When Seymour School Security Director Richard Kearns learned that AFSCME had partnered with NCIP, he reached out to NCIP Program Director Kenny Hansmire and Officer Martin, who in turn contacted Council 4 to have the kits sent to Seymour. Kearns, a retired Wallingford police officer and AFSCME member, worked with Martin to arrange the program launch and logistics.

The Seymour roll-out is the largest in Connecticut and one of the largest in the country.

"Having a kit is important because it contains about 85 percent of what law enforcement needs to start a missing child investigation," said Mark Salmans, director of operations for the National Child Identification Program.

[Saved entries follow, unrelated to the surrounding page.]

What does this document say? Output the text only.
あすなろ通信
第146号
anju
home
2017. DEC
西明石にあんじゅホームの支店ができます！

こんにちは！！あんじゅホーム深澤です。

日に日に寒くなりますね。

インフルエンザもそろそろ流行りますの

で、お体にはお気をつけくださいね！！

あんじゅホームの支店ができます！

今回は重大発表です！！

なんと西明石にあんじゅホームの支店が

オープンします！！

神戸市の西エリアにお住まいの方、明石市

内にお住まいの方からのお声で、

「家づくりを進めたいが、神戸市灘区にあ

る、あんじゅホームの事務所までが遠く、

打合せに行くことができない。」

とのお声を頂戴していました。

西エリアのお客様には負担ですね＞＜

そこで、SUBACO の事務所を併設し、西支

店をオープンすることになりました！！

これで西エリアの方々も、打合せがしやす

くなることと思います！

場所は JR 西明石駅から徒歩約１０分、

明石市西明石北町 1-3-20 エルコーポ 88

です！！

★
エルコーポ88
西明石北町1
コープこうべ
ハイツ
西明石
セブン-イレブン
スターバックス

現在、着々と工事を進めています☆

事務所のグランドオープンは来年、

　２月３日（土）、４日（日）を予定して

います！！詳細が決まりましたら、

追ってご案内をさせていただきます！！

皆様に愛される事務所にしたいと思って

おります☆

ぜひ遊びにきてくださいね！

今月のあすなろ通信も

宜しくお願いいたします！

According to the National Center for Missing and Exploited Children, more than 460,000 U.S. children went missing in 2015. Some children run away from home, while others are abducted by family members or even strangers. The child ID kits from the NCIP, first distributed in 1997, have helped law enforcement in their search for missing children.

Pictured above from left, Kindergarten Teacher Katie Furino; Bungay School Assistant Principal Lauren Reid; Bungay School Principal Mary Sue Feige; Seymour schools Director of Security Richard Kearns, Police Chief Michael Metzler, Deputy Police Chief Paul Satkowski, Community Police Officer John Harkins and Officer Jonathan Martin; and seated, parents Jennifer and Hugo Ferreira.